In SEC filings, between 2000 and2002, company officials pitched an optimistic tone. Though it never met revenue expectations, company filings spoke of high expectations tied to things like being able to demonstrate a handful of its products, including the nuclear containment foam, at Energy Department test sites. That positive tone ended in its 2003 annual report filed with the SEC. Company officials highlighted successful tests, but noted they were not getting the company any revenue.
The company continued to operate until 2006, but by 2003 its most active days were behind it. It was the final year EuroTech filed an annual report with federal regulators.
Cayman Island cash
On its final SEC annual report, EuroTech outlined the $35 million in revenue it brought in from various sources since its inception. By far the biggest portion — $25 million — came from a Woodward LLC, a Cayman Island-based company of which little is known.
The company is tied to David Sims, who signed EuroTech regulatory filings along with Navigator Management Ltd., another Cayman Island-based company he controlled.

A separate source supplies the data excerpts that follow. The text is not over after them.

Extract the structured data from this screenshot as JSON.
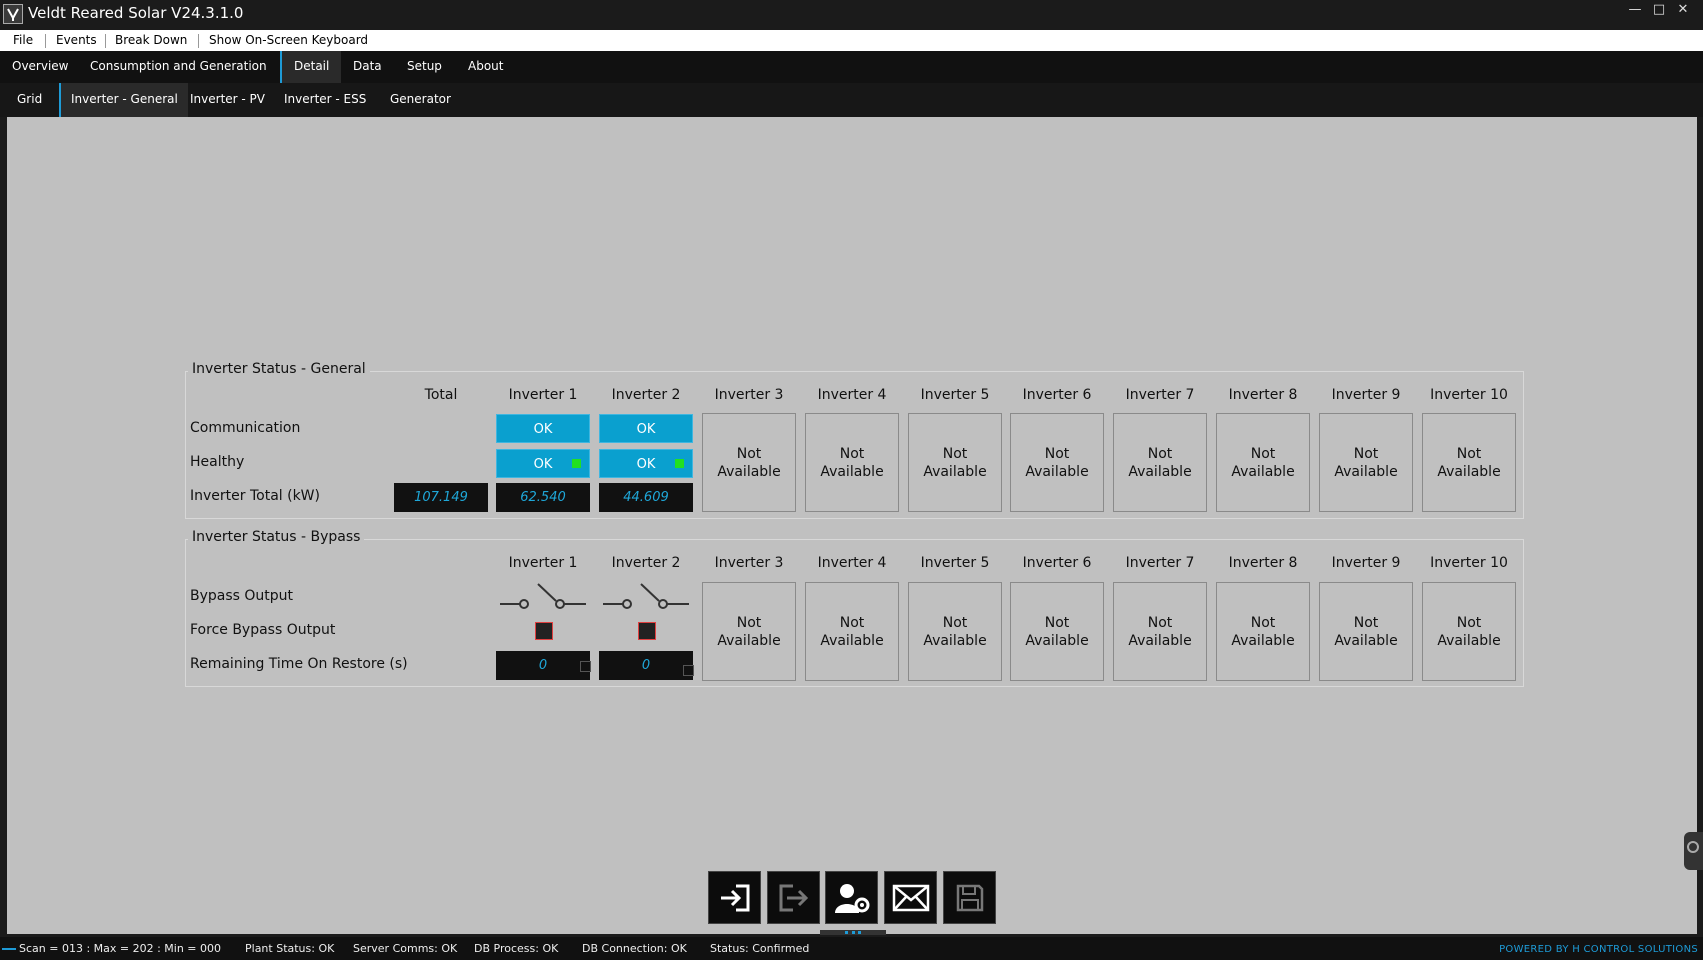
{
  "window": {
    "title": "Veldt Reared Solar V24.3.1.0"
  },
  "menu": {
    "items": [
      "File",
      "Events",
      "Break Down",
      "Show On-Screen Keyboard"
    ]
  },
  "main_tabs": {
    "items": [
      "Overview",
      "Consumption and Generation",
      "Detail",
      "Data",
      "Setup",
      "About"
    ],
    "active": "Detail"
  },
  "sub_tabs": {
    "items": [
      "Grid",
      "Inverter - General",
      "Inverter - PV",
      "Inverter - ESS",
      "Generator"
    ],
    "active": "Inverter - General"
  },
  "general": {
    "title": "Inverter Status - General",
    "total_header": "Total",
    "columns": [
      "Inverter 1",
      "Inverter 2",
      "Inverter 3",
      "Inverter 4",
      "Inverter 5",
      "Inverter 6",
      "Inverter 7",
      "Inverter 8",
      "Inverter 9",
      "Inverter 10"
    ],
    "rows": [
      "Communication",
      "Healthy",
      "Inverter Total (kW)"
    ],
    "communication": [
      "OK",
      "OK"
    ],
    "healthy": [
      "OK",
      "OK"
    ],
    "inverter_total": {
      "total": "107.149",
      "values": [
        "62.540",
        "44.609"
      ]
    },
    "not_available_line1": "Not",
    "not_available_line2": "Available"
  },
  "bypass": {
    "title": "Inverter Status - Bypass",
    "columns": [
      "Inverter 1",
      "Inverter 2",
      "Inverter 3",
      "Inverter 4",
      "Inverter 5",
      "Inverter 6",
      "Inverter 7",
      "Inverter 8",
      "Inverter 9",
      "Inverter 10"
    ],
    "rows": [
      "Bypass Output",
      "Force Bypass Output",
      "Remaining Time On Restore (s)"
    ],
    "remaining_time": [
      "0",
      "0"
    ]
  },
  "toolbar": {
    "icons": [
      "login-icon",
      "logout-icon",
      "user-settings-icon",
      "mail-icon",
      "save-icon"
    ]
  },
  "status": {
    "scan": "Scan = 013 : Max = 202 : Min = 000",
    "plant": "Plant Status: OK",
    "server": "Server Comms: OK",
    "db_process": "DB Process:  OK",
    "db_connection": "DB Connection:  OK",
    "status": "Status:  Confirmed",
    "powered_by": "POWERED BY H CONTROL SOLUTIONS"
  },
  "colors": {
    "accent": "#1e9bd7",
    "ok": "#0aa0cf",
    "led": "#22e022"
  }
}
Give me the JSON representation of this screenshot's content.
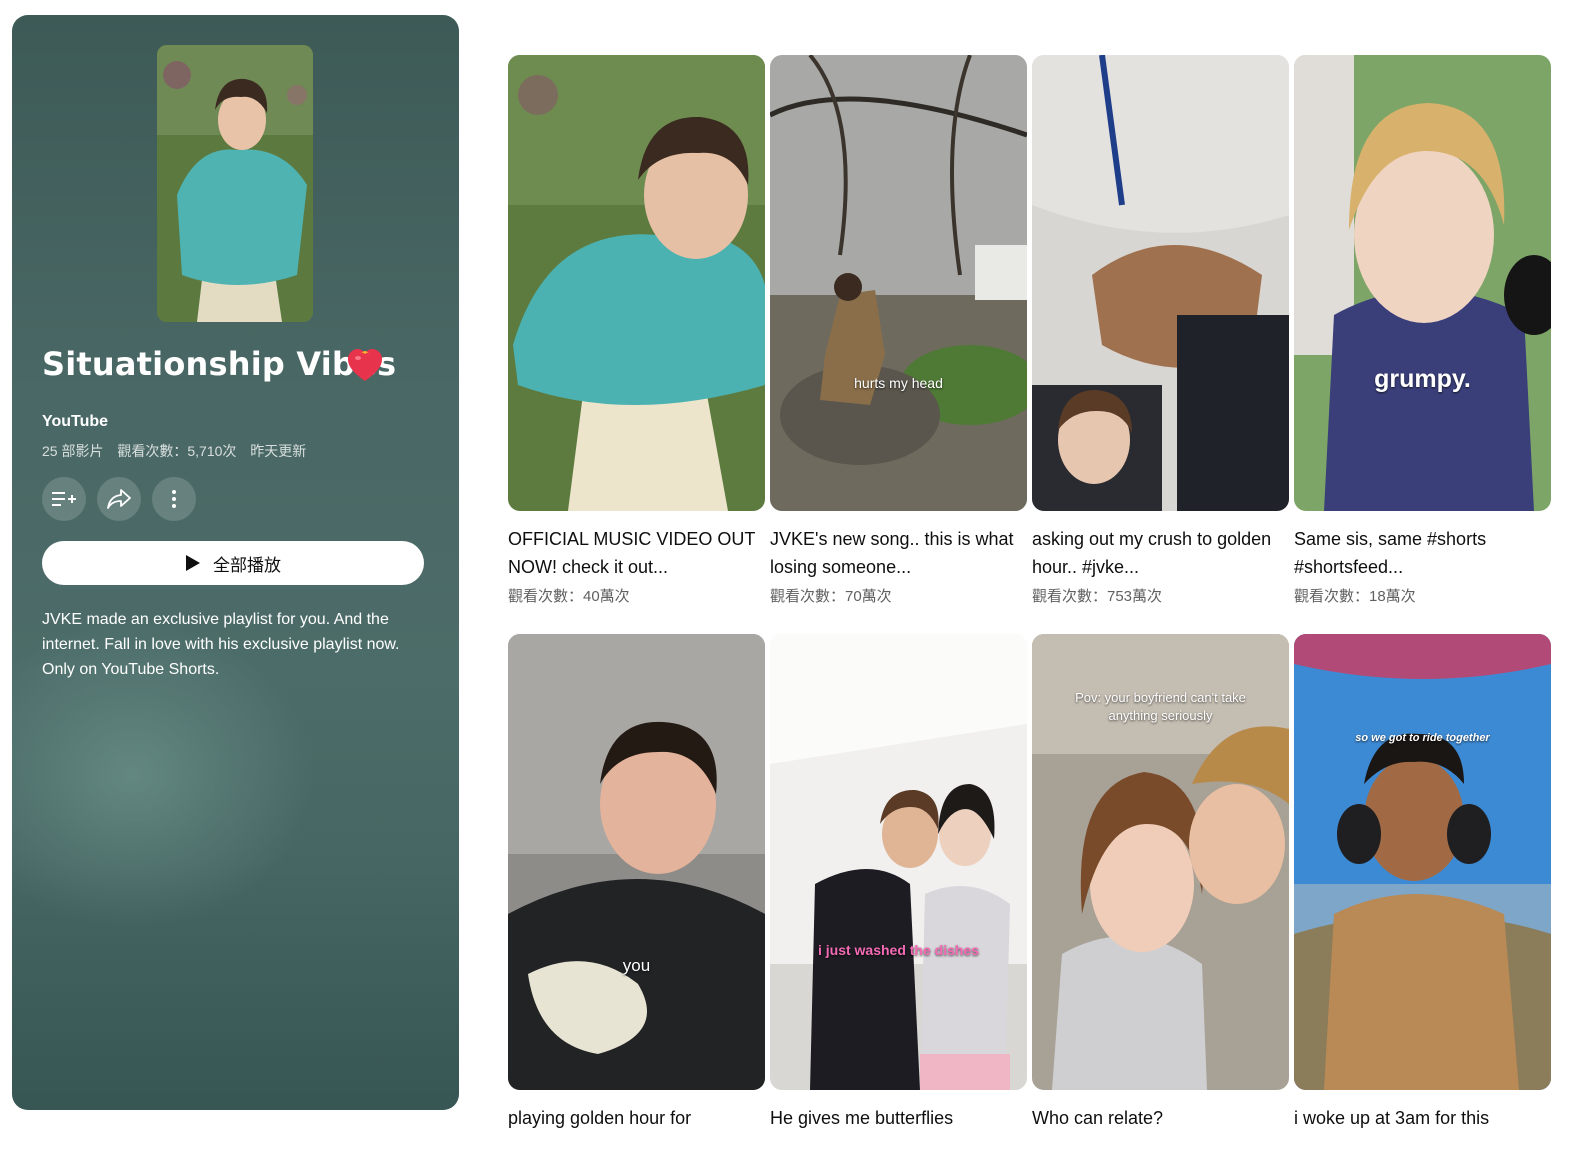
{
  "playlist": {
    "title": "Situationship Vibes",
    "title_emoji_icon": "heart-on-fire-icon",
    "channel": "YouTube",
    "video_count": "25 部影片",
    "view_count": "觀看次數：5,710次",
    "updated": "昨天更新",
    "play_all_label": "全部播放",
    "description": "JVKE made an exclusive playlist for you. And the internet. Fall in love with his exclusive playlist now. Only on YouTube Shorts.",
    "actions": [
      "save-to-library-icon",
      "share-icon",
      "more-vert-icon"
    ],
    "panel_color": "#4a6865"
  },
  "videos": [
    {
      "title": "OFFICIAL MUSIC VIDEO OUT NOW! check it out...",
      "views": "觀看次數：40萬次",
      "caption": ""
    },
    {
      "title": "JVKE's new song.. this is what losing someone...",
      "views": "觀看次數：70萬次",
      "caption": "hurts my head"
    },
    {
      "title": "asking out my crush to golden hour.. #jvke...",
      "views": "觀看次數：753萬次",
      "caption": ""
    },
    {
      "title": "Same sis, same #shorts #shortsfeed...",
      "views": "觀看次數：18萬次",
      "caption": "grumpy."
    },
    {
      "title": "playing golden hour for",
      "views": "",
      "caption": "you"
    },
    {
      "title": "He gives me butterflies",
      "views": "",
      "caption": "i just washed the dishes"
    },
    {
      "title": "Who can relate?",
      "views": "",
      "caption": "Pov: your boyfriend can't take anything seriously"
    },
    {
      "title": "i woke up at 3am for this",
      "views": "",
      "caption": "so we got to ride together"
    }
  ]
}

In 2003, while Sims was still involved with EuroTech, federal prosecutors said he was involved in a scheme to illegal “short selling” stock of Sedona, a Pennsylvania company, which filed a $2.6 billion federal lawsuit that was later settled. 
Federal court documents filed by Sedona’s attorneys tied Sims to more than 50 offshore companies, and outline his involvement in other federal lawsuits.
“Sims is a known participant in illegal stock sales and stock manipulation schemes, who is also involved in Internet Law Library, Nanopierce and numerous other cases pending in the Southern District of New York,” read the lawsuit. 
Sims never faced charges or SEC sanctions tied to the case.
Hahnfeldt said he remembers nothing of Woodward LLC, the offshore entity that provided roughly 70 percent of EuroTech’s working capital.
He again stressed that Verdi, the former company chairman-turned-movie-producer, handled the financial side, and said it was his job to oversee company operations.
“It was my role to try and take a strategic Russian technology and get approval for its transfer to the United States, and I’m pleased we were able to do that,” he said.